Software developers design and write the programs that allow computers and apps to perform all of the tasks that they do. Software makes computers valuable to the world economy. Some developers write application software, while others work on the operating systems that function behind the view of the user. This position requires a bachelor's degree.
Accountants and Auditors
Veterans with experience in financial oversight or record keeping understand just how much information accountants and auditors have access to. Because of their access to almost every contract and payment, security clearance is often required, particularly for companies that work (even remotely) with defense, intelligence, or tax contracting. Cleared veterans with professional recordkeeping and management experience may find many career opportunities in this field.
Accountants and auditors compile data and prepare financial reports. They also pay taxes and if working for tax agencies may be involved in collections. Auditors also oversee the financial affairs of companies and are intimately familiar with many details of production and contracts. A bachelor's degree is generally required and professional certifications may be necessary for specific roles.
Cartographers and Photogrammetrists
Veterans with experience in geolocation systems and communications intelligence collection can put their systematic planning and organization skills to work as cartographers and photogrammetrists.

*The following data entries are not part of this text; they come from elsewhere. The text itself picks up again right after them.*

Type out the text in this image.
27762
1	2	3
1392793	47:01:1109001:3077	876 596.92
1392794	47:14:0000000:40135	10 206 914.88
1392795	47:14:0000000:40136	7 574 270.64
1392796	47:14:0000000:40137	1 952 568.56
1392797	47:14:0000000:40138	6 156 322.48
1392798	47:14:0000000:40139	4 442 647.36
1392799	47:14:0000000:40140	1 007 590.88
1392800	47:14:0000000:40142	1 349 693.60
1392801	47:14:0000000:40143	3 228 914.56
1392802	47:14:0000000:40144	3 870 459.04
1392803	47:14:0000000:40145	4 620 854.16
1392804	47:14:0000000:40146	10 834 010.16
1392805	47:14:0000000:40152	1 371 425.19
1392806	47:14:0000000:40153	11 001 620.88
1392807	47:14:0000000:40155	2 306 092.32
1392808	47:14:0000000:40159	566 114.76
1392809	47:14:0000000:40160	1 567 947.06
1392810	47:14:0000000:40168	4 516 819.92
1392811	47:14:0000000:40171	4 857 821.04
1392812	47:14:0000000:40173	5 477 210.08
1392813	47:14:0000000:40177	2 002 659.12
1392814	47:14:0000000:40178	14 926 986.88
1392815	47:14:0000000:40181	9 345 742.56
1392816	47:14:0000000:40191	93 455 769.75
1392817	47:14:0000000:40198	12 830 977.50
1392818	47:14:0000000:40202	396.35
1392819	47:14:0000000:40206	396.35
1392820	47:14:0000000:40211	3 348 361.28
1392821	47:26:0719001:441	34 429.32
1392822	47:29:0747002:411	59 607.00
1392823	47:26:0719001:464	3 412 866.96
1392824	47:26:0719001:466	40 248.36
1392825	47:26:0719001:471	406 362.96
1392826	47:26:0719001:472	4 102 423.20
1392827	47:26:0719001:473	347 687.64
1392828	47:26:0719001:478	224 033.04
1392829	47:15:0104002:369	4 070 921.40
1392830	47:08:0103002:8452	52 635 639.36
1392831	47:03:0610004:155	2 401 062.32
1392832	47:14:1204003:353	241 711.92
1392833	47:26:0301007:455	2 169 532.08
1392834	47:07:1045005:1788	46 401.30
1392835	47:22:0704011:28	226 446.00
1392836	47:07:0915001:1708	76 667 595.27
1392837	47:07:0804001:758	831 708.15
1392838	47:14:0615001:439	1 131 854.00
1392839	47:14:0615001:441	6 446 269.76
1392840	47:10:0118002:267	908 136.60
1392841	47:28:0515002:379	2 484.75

Geographic information is often important to government agencies and contractors. Because much of this work is created for intelligence purposes, security clearance is often required.
Cartographers and photogrammetrists create maps. They may focus on a variety of techniques to display different types of data, from topography to income distribution or land use. Those working these careers may be involved in research and preparation of geolocation data or maps in digital or graphic forms. These may be used by governments or for legal, political and social purposes. They may design and evaluate algorithms, data structures, and user interfaces for GIS and mapping systems. These positions require a bachelor's degree, and some states have licensure requirements.